Дед пристроился по другую сторону «Кайслера» и заглушил мотор.
– Пошли.
Поднялись на крыльцо. На стене рядом с дверью черно-белая табличка: «Научно-исследовательский центр медицины и биологии Управления регистрации и контроля».
– Не удивляйся, просто здесь работают отличные специалисты.
Ник молча кивнул.
Холл перегораживала стенка: снизу кирпичи, сверху стекло, проложенное армированной сеткой. Никаких легкомысленных «вертушек», только железная дверь. Окошко рядом с ней приоткрылось, дед подал документы, и створка снова опустилась, мягко стукнув резиновой окантовкой. Видно было, как охранник снял трубку телефона и зашевелил губами. Закончив говорить, он одернул форму и наклонился к микрофону.
– Пожалуйста, проходите, – прозвучал из динамика голос.
Клацнул замок на двери.
– Налево, второй этаж, лаборатория двадцать девять.
– Спасибо, я знаю, – сказал дед.
Пустой коридор показался Нику таким безжизненным, словно тут давно не появлялись люди. Узкие длинные лампы заливали проход белым светом. Одна из ламп мигала – на серых стенах в такт ей то растворялись, то вновь проявлялись тени. Ник несколько раз оглянулся, и дед спросил:
– Ты что?
– Так просто.
Дед тоже посмотрел за спину. Игра света и теней – серый туннель пульсировал, как живой.
Большая часть дверей оставалась безымянными, прочие же нумеровались странно: за двадцать первой шла девятая, потом четырнадцатая, а после двадцать вторая с пометкой «бета». Двадцать девятая оказалась последней, в тупике. Дед нажал белевшую на косяке кнопку.
– Да, говорите, – отозвался раздраженный голос, искаженный помехами.
– Борис, это я.
Щелкнув, динамик отключился.
– Некоторые вещи могут показаться тебе странными, – сказал Георг. – Не забывай, у них тут экспериментальное оборудование.
Ник спросил с любопытством:
– А что, все-таки существуют методики, позволяющие диагностировать без Псов?
– Интересный вопрос. Насколько я знаю, такие работы проводились, но стабильный результат пока не получен.
Дверь открылась. На пороге стоял пожилой мужчина в мятой футболке и синих докторских штанах. Он сердито щурился на бьющий из коридора свет.
– Проходите, чего застряли. Привет. – Он быстро пожал руку Георгу и так же, мимоходом, поздоровался с Ником. – Сначала ко мне.
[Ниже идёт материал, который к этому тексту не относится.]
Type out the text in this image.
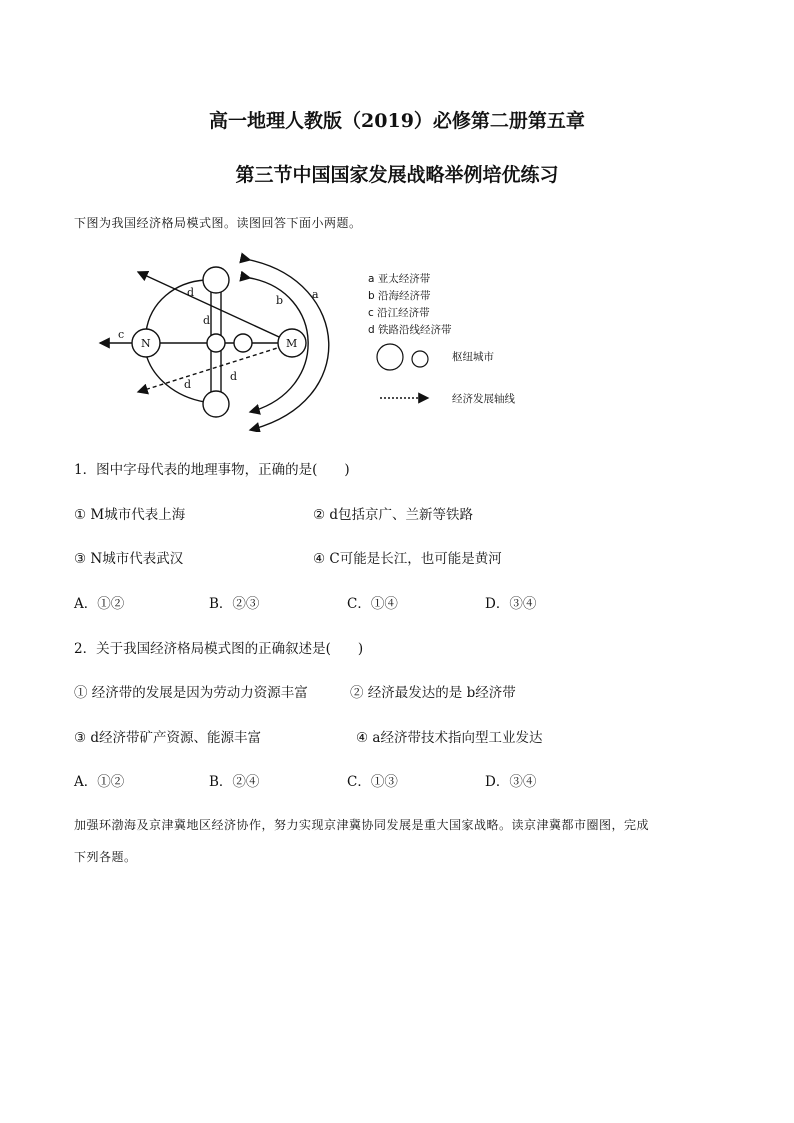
高一地理人教版（2019）必修第二册第五章
第三节中国国家发展战略举例培优练习
下图为我国经济格局模式图。读图回答下面小两题。
N	M
a
b
c
d
d
d
d
a 亚太经济带
b 沿海经济带
c 沿江经济带
d 铁路沿线经济带
枢纽城市
经济发展轴线
1．图中字母代表的地理事物，正确的是(　　)
① M城市代表上海	② d包括京广、兰新等铁路
③ N城市代表武汉	④ C可能是长江，也可能是黄河
A．①②	B．②③	C．①④	D．③④
2．关于我国经济格局模式图的正确叙述是(　　)
① 经济带的发展是因为劳动力资源丰富	② 经济最发达的是 b经济带
③ d经济带矿产资源、能源丰富	④ a经济带技术指向型工业发达
A．①②	B．②④	C．①③	D．③④
加强环渤海及京津冀地区经济协作，努力实现京津冀协同发展是重大国家战略。读京津冀都市圈图，完成
下列各题。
Повел их между стеллажами, забитыми одинаковыми картонными коробками. На верхних полках грудой лежали папки и свернутые в рулоны листы. Стеллажи стояли так, словно были последним рубежом: когда вскроют бронированную дверь, еще останется время съесть секретную документацию – враги непременно заплутают в лабиринте. В одном из боковых проходов Ник успел разглядеть комнату. Там сидел бородатый парень, держал кружку и раскачивался на задних ножках стула. Вдалеке слышались голоса, потом кто-то громко потребовал вернуть ему «анализ по РПГ-шесть со второго посева».
Вслед за Борисом оказались в небольшом закутке. Здесь теснилась пара столов – один заваленный бумагами и коробками, другой абсолютно чистый – и стояло несколько разнокалиберных стульев.
– Садитесь, поговорим, – пригласил хозяин, опускаясь в продавленное кресло на колесиках. Ловко зацепившись кроссовкой за ножку стола, он подъехал к бумажной куче и выудил из нее папку. – Я смотрел результаты прошлых обследований. По большому счету с выводами согласен: на то, что память восстановится, шансы есть, но чем дальше, тем меньше их остается. Мы попробуем подобрать медикаментозные средства. Если повезет, они помогут, нет – в любом случае замедлят процесс, выиграют время. Ну что, будем работать?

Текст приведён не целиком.